Busy schedule planned for Obama's only full day in Japan
It's stupid I feel obliged to begin this blog post with an explanation about how this isn't meant to be political. Like a lot of people, I have strong political opinions and partisan beliefs. And like a lot of people, I love to pretend mine are the correct ones reached after an intense internal dialogue based largely on logic and rationalism. I don't post about that stuff here because arguing about politics is one of the stupidest things a person can do, only slightly less stupid than arguing about religion and just a bit stupider than arguing about which college football conference is best. People close to me know my political opinions and that's enough. This is not meant as a political piece. It's neither an endorsement nor a criticism. There's just no way as an American in Japan I can pretend I'm not interested in Barack Obama's visit.
Things in the world being the way they are these days, I'm concerned about safety. Of course, security levels have been raised in Tokyo. On any given day, if you ride the Yamanote line train, you see a televised notice of heightened security, with an admonishment to report unattended baggage. I read yesterday a news story about plastic wrap placed over trash receptacles in the train stations, taking trash cans out of use for the duration of the president's visit. I've made a couple of trips to the palace to greet the emperor and listen to his New Year's message. It's a long walk and you have to pass through a long tent where you're scanned and scrutinized. Cops in uniform and plainclothes loiter nearby to take you down in a worst-case scenario. I can only imagine the prep for this to be roughly the same. That's how I imagine it, anyway. I hope so.

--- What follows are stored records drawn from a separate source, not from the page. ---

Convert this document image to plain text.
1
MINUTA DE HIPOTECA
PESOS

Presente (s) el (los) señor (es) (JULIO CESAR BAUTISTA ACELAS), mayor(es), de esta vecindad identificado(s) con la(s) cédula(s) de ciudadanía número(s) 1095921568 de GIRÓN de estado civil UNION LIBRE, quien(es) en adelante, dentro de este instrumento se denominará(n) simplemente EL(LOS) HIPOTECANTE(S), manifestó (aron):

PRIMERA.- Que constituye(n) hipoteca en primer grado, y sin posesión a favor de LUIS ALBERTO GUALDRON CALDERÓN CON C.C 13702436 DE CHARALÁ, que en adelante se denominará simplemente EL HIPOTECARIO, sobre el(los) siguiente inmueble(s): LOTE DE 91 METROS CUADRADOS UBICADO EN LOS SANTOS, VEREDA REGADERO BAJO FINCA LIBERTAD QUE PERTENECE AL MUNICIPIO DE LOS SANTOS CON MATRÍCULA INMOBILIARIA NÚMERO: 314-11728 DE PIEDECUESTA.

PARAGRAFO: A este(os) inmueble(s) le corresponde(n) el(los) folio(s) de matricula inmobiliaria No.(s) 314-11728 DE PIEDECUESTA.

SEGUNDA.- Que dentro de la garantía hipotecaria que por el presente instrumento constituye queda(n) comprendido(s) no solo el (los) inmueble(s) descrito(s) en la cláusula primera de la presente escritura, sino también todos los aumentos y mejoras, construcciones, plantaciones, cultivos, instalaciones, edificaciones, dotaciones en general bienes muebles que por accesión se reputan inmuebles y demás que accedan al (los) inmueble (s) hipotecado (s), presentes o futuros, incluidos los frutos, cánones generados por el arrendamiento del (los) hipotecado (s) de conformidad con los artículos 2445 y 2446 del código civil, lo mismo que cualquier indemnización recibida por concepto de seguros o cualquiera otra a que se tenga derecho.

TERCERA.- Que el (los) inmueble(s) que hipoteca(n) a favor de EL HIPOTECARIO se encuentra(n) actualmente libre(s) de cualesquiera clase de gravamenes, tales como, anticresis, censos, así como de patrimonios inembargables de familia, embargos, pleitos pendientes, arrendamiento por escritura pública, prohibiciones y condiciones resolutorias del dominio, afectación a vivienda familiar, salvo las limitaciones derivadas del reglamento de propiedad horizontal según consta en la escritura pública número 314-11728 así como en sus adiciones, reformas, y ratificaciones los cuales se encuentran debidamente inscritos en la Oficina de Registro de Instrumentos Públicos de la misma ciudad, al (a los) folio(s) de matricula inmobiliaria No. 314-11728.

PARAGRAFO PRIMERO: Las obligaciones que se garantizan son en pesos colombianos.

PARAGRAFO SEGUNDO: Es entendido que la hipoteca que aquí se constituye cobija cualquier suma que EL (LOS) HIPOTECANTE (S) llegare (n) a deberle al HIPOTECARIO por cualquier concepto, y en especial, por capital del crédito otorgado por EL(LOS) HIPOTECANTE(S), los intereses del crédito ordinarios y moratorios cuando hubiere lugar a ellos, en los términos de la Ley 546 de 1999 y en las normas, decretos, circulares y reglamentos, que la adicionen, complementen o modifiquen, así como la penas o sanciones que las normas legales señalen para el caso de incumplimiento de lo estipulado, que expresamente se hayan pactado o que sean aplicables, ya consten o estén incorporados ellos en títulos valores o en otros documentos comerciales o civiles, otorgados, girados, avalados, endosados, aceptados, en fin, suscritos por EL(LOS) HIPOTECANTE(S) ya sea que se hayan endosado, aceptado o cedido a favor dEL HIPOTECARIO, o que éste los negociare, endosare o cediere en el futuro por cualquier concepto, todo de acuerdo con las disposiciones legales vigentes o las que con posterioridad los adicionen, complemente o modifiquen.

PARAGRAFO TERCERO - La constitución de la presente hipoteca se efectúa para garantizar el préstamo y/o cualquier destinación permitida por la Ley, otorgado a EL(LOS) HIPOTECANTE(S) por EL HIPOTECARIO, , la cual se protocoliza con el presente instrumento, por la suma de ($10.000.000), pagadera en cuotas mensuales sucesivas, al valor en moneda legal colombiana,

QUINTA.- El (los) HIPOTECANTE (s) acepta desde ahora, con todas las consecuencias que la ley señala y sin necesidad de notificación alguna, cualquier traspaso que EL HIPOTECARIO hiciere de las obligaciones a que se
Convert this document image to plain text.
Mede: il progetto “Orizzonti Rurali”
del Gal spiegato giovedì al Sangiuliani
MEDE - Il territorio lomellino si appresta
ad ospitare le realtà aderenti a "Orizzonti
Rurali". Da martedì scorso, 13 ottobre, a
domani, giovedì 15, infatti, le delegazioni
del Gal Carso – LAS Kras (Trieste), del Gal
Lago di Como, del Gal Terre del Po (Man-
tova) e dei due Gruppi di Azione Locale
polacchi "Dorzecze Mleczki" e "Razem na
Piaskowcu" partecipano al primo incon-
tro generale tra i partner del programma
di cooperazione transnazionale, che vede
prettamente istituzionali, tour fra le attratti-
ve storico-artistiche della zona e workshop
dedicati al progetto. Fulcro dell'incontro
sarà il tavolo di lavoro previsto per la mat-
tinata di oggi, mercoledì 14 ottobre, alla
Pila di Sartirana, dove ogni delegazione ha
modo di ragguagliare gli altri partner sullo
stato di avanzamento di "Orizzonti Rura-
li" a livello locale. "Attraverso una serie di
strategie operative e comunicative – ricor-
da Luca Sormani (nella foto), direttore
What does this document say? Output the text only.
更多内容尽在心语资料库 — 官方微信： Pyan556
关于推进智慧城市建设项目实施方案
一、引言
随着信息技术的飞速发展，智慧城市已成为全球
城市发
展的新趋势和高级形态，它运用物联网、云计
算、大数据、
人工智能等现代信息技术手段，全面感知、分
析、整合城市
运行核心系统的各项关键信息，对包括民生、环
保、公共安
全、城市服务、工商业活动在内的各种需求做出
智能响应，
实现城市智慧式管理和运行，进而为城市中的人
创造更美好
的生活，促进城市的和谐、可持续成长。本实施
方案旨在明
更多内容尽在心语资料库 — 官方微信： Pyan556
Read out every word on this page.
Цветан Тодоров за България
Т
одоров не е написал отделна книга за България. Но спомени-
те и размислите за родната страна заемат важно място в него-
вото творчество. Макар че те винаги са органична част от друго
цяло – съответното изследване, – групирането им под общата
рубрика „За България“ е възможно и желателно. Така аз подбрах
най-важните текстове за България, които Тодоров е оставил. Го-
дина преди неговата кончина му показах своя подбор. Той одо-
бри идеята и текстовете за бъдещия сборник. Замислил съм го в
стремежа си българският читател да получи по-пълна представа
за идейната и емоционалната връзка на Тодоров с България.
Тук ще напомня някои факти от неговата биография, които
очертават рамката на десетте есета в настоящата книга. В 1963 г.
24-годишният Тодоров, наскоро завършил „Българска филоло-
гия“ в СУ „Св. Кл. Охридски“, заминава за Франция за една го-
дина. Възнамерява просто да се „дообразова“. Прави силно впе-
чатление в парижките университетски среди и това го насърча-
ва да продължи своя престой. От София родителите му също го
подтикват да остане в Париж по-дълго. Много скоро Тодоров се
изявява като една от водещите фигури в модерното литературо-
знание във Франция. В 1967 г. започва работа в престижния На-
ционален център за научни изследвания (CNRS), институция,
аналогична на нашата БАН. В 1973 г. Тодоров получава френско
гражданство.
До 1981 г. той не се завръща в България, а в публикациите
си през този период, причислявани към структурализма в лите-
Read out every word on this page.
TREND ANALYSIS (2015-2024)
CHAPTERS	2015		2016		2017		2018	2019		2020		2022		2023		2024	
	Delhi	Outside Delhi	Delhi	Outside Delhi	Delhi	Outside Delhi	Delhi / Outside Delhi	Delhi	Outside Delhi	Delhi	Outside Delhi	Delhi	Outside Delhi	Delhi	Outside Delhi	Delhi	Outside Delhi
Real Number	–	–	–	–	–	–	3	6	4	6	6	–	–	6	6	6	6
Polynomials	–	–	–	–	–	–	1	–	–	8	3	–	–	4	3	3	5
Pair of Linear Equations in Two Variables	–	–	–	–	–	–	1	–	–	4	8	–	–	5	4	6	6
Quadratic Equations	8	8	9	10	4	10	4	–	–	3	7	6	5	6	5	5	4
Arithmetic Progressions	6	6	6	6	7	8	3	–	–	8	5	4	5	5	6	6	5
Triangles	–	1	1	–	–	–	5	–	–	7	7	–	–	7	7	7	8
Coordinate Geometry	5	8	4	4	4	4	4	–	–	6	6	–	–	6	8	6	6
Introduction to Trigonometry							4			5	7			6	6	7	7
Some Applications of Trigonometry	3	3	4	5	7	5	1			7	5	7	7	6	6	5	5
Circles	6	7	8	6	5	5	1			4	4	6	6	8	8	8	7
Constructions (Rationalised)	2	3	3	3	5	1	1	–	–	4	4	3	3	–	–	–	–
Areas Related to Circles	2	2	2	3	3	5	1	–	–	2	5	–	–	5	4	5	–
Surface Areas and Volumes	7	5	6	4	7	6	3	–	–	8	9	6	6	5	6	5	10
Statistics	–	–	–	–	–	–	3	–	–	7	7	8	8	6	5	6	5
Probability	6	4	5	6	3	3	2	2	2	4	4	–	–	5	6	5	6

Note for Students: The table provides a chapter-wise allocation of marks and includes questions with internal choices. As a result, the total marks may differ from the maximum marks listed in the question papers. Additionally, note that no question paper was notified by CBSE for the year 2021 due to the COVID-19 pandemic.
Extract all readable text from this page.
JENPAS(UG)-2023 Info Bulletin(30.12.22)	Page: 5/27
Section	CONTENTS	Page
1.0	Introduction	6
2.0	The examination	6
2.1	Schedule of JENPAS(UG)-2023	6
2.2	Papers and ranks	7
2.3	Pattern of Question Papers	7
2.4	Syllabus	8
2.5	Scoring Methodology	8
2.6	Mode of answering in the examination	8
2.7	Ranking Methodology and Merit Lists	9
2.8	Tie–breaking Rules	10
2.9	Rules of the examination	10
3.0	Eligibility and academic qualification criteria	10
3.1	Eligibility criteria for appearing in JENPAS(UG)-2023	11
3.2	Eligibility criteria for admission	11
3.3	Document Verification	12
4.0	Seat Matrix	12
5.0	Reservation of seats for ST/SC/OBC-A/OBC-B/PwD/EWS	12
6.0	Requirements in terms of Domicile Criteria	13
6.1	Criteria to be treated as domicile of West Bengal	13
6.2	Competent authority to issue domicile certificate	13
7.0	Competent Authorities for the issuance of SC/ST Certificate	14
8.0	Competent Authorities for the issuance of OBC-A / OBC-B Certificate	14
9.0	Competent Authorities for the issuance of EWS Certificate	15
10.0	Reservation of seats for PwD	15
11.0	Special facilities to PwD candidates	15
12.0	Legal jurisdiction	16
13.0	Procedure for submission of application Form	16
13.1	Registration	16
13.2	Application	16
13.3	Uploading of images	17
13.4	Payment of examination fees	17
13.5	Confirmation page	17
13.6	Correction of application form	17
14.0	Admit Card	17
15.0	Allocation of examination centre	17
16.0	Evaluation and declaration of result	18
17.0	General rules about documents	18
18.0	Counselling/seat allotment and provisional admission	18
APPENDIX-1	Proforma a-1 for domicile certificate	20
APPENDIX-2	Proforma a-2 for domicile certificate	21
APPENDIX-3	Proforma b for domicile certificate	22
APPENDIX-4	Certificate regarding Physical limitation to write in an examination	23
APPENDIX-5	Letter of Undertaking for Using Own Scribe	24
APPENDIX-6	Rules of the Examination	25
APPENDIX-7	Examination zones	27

Having made Japan my home throughout his rise to the White House and for most of duration there, I've come to have a kind of outsider's view of America's mixed reaction to his presidency. A lot of it has been tinged with... well... insanity. American political discourse has been becoming increasingly unhinged and even demented for the longest time. I can remember some pretty nutty things said and done way back in the early 90s, but I think 9/11 only made things worse since the turn of the century. It's as if my country lost its collective mind that day and has never quite gotten it back. Hence my delicate opening paragraph gambit up there.
So while his every appearance or statement, no matter how innocuous on the face of it, tends to result in wildly divergent reactions back home, but Barack Obama remains hugely popular here. There's a Japanese town called Obama that's made the most of the name connection, and right after his first election, Gamagori used the "Yes, we can!" catchphrase in a tourist campaign, with an Obama impersonator giving a thumbs-up and telling potential visitors, "Yes, we can enjoy Gamagori!" He's got that indescribable thing, that certain ineffable quality that catches on in Japan, same as Johnny Depp and Lady Gaga. He hasn't barfed on a prime minister. Let's put it that way.
Left, right, middle-of-the-road, whatever you think me, my main feeling is I'm always happy when a fellow American makes a stop here in Japan. Whether it's some director shilling for a movie or a president pushing an agenda, I'm just glad they're going to have a chance to see the thrilling sights of Tokyo at night, to have some sushi, to spend a little time checking out the place where I've chosen to make my life. When I saw the photo of Mr. Abe and Mr. Obama tie-less on their way to a meal together at world-famous Jiro's, I could put aside whatever political disagreements or objections I have with their policies and identify with them as people.
On the other hand, I fully endorse their tie-less look. Anyway, as an American, I welcome the president to Japan. Have a fun time, absorb the sights and sounds, tell the world how delicious that sushi was and all the best.